Quando os imóveis possuem valores muito diferentes
Uma situação recorrente ocorre quando os imóveis possuem valores distintos. Nesses casos, a simples divisão direta pode gerar desequilíbrio entre os herdeiros.
A legislação permite a compensação por meio da chamada “torna”, mecanismo pelo qual o herdeiro que recebe bem de maior valor realiza compensação financeira aos demais.
Essa solução possibilita a manutenção dos imóveis sem comprometer a igualdade patrimonial.
A utilização da torna exige planejamento e adequada formalização no inventário.
A importância da avaliação patrimonial no inventário
A avaliação dos imóveis exerce papel central na divisão da herança. Além de servir como base para o cálculo do ITCMD, define os parâmetros para a estruturação da partilha.
Avaliações imprecisas podem gerar desequilíbrios ou questionamentos futuros quanto à divisão realizada.
Em inventários com múltiplos imóveis, é comum a participação de profissionais especializados para garantir maior aderência aos valores de mercado.
Essa etapa contribui para maior transparência e redução de conflitos.
Conflitos familiares e imóveis herdados
A presença de imóveis no inventário frequentemente está associada a divergências entre herdeiros.
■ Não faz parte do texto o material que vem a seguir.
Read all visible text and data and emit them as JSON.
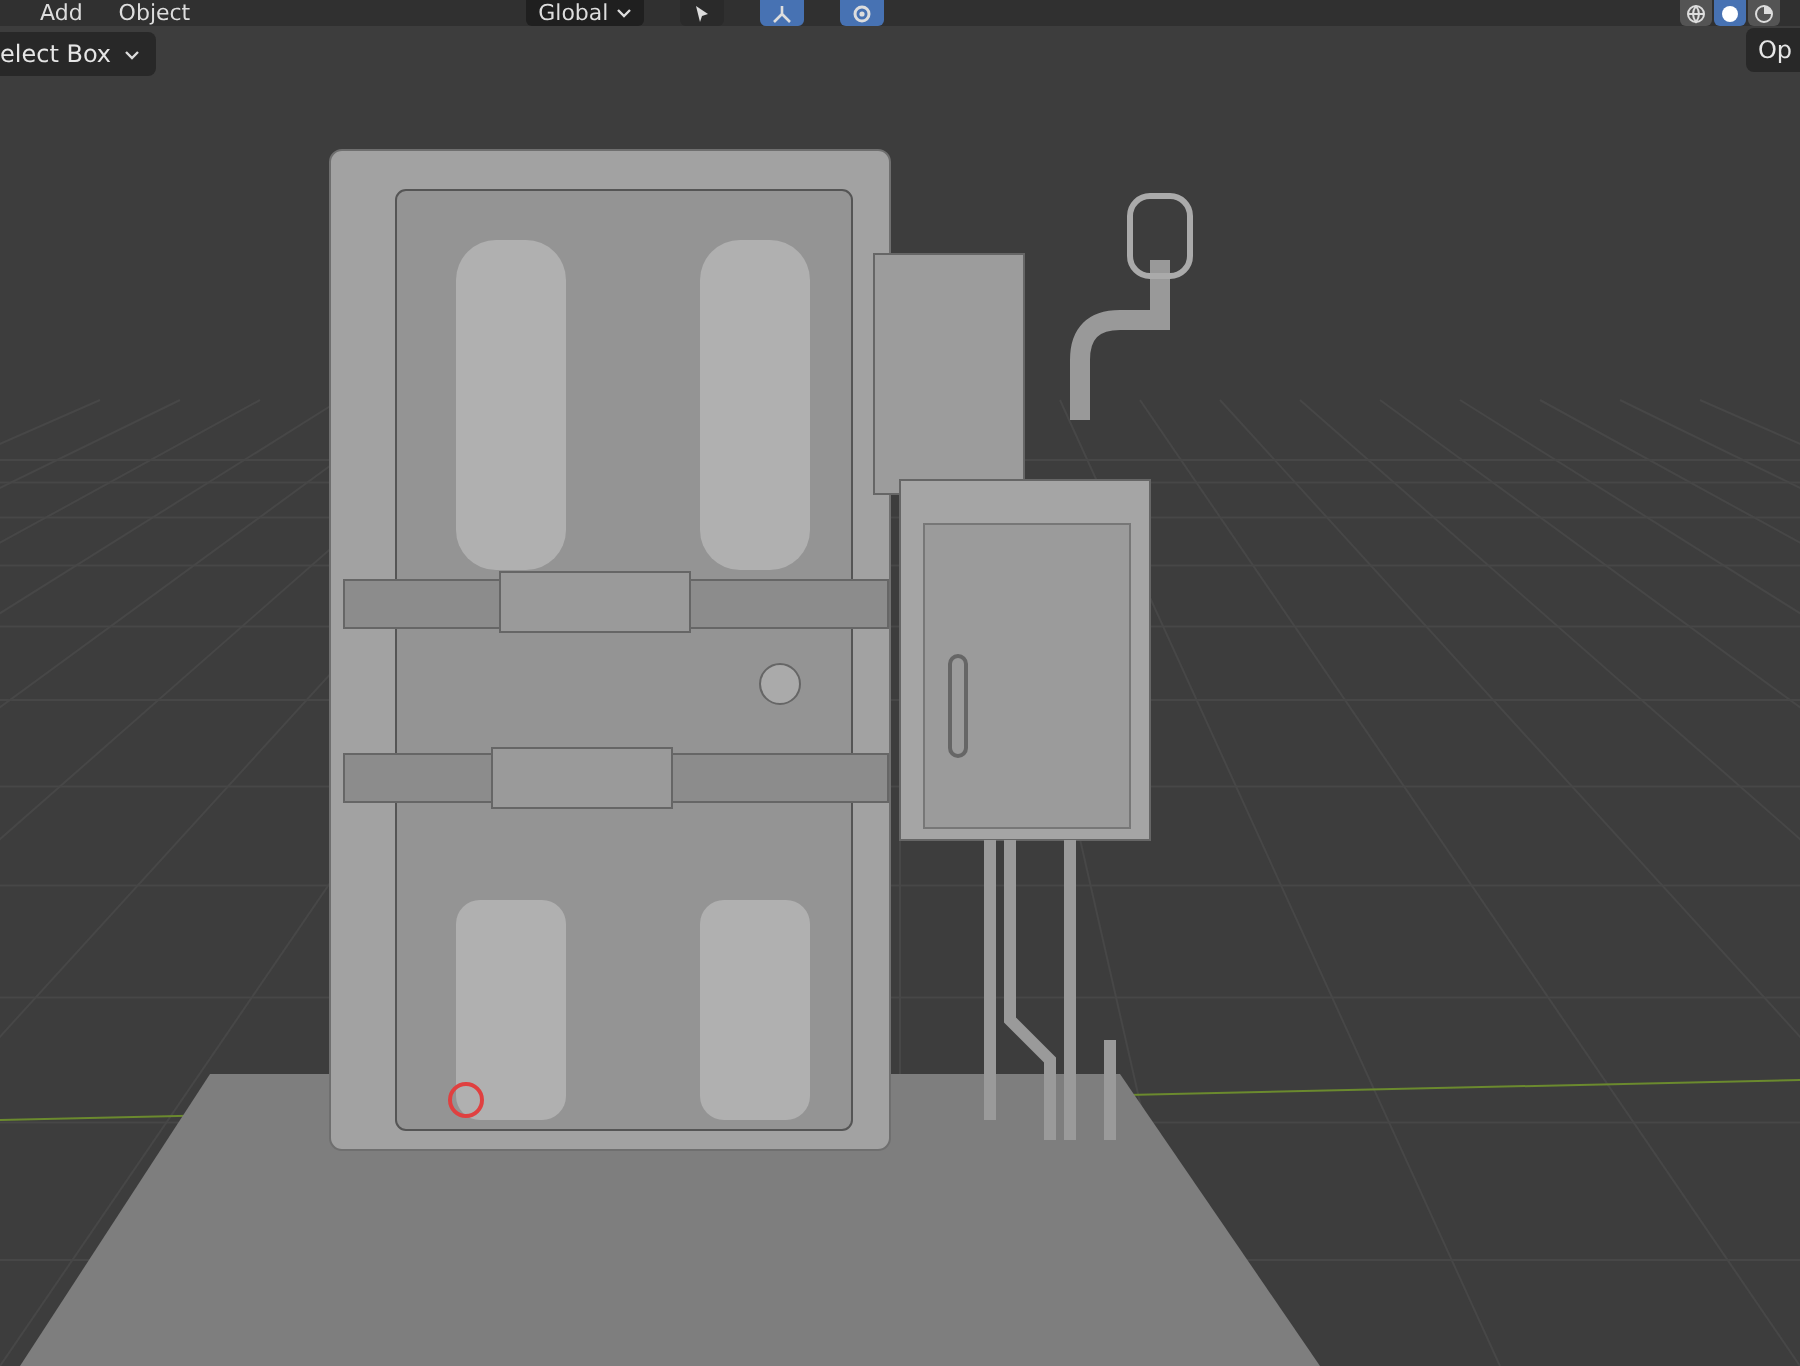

Diferenças de expectativa sobre venda, uso ou manutenção dos bens, bem como fatores emocionais, podem impactar a condução do processo.
Por isso, inventários com patrimônio imobiliário exigem não apenas análise jurídica, mas também condução estratégica.
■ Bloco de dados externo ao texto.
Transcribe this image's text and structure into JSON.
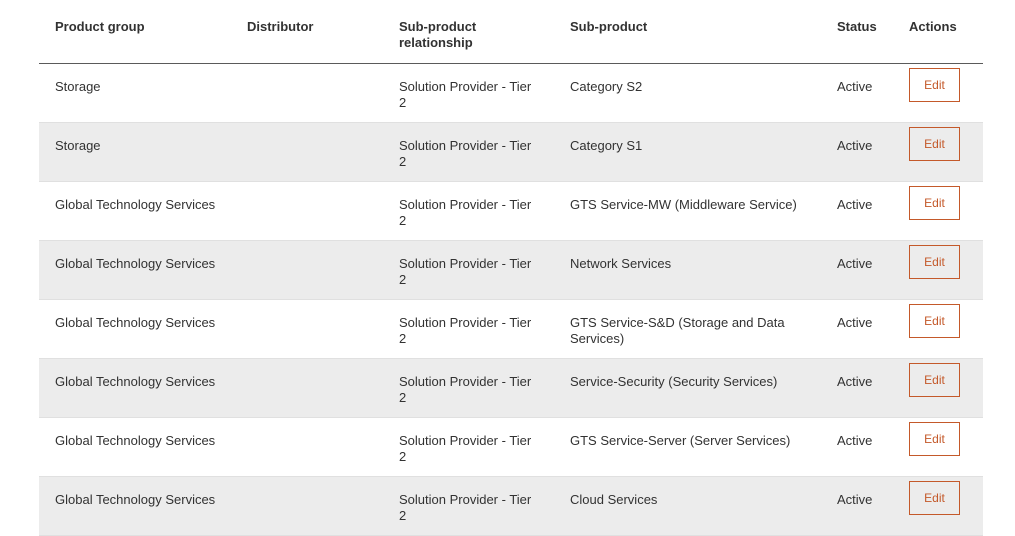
{
  "table": {
    "headers": {
      "product_group": "Product group",
      "distributor": "Distributor",
      "relationship": "Sub-product relationship",
      "sub_product": "Sub-product",
      "status": "Status",
      "actions": "Actions"
    },
    "rows": [
      {
        "product_group": "Storage",
        "distributor": "",
        "relationship": "Solution Provider - Tier 2",
        "sub_product": "Category S2",
        "status": "Active",
        "action": "Edit"
      },
      {
        "product_group": "Storage",
        "distributor": "",
        "relationship": "Solution Provider - Tier 2",
        "sub_product": "Category S1",
        "status": "Active",
        "action": "Edit"
      },
      {
        "product_group": "Global Technology Services",
        "distributor": "",
        "relationship": "Solution Provider - Tier 2",
        "sub_product": "GTS Service-MW (Middleware Service)",
        "status": "Active",
        "action": "Edit"
      },
      {
        "product_group": "Global Technology Services",
        "distributor": "",
        "relationship": "Solution Provider - Tier 2",
        "sub_product": "Network Services",
        "status": "Active",
        "action": "Edit"
      },
      {
        "product_group": "Global Technology Services",
        "distributor": "",
        "relationship": "Solution Provider - Tier 2",
        "sub_product": "GTS Service-S&D (Storage and Data Services)",
        "status": "Active",
        "action": "Edit"
      },
      {
        "product_group": "Global Technology Services",
        "distributor": "",
        "relationship": "Solution Provider - Tier 2",
        "sub_product": "Service-Security (Security Services)",
        "status": "Active",
        "action": "Edit"
      },
      {
        "product_group": "Global Technology Services",
        "distributor": "",
        "relationship": "Solution Provider - Tier 2",
        "sub_product": "GTS Service-Server (Server Services)",
        "status": "Active",
        "action": "Edit"
      },
      {
        "product_group": "Global Technology Services",
        "distributor": "",
        "relationship": "Solution Provider - Tier 2",
        "sub_product": "Cloud Services",
        "status": "Active",
        "action": "Edit"
      }
    ]
  },
  "colors": {
    "accent": "#c4592a",
    "row_alt": "#ececec"
  }
}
Quando a partilha é estruturada com critérios claros e orientação técnica adequada, o processo tende a ocorrer com maior previsibilidade e menor desgaste.
Estruturação jurídica faz diferença na divisão de imóveis herdados
Inventários que envolvem múltiplos imóveis demandam análise cuidadosa das possibilidades de divisão e dos impactos patrimoniais.
A forma como a partilha é estruturada pode influenciar diretamente a preservação do patrimônio e a relação entre os herdeiros.
O escritório Mader, Farracha, Ribas & Advogados Associados atua na condução de inventários judiciais e extrajudiciais e no planejamento sucessório, oferecendo suporte técnico na organização da sucessão patrimonial, com atenção às particularidades de cada caso.
Quando a herança envolve imóveis, a análise jurídica adequada pode ser determinante para uma partilha equilibrada e juridicamente segura.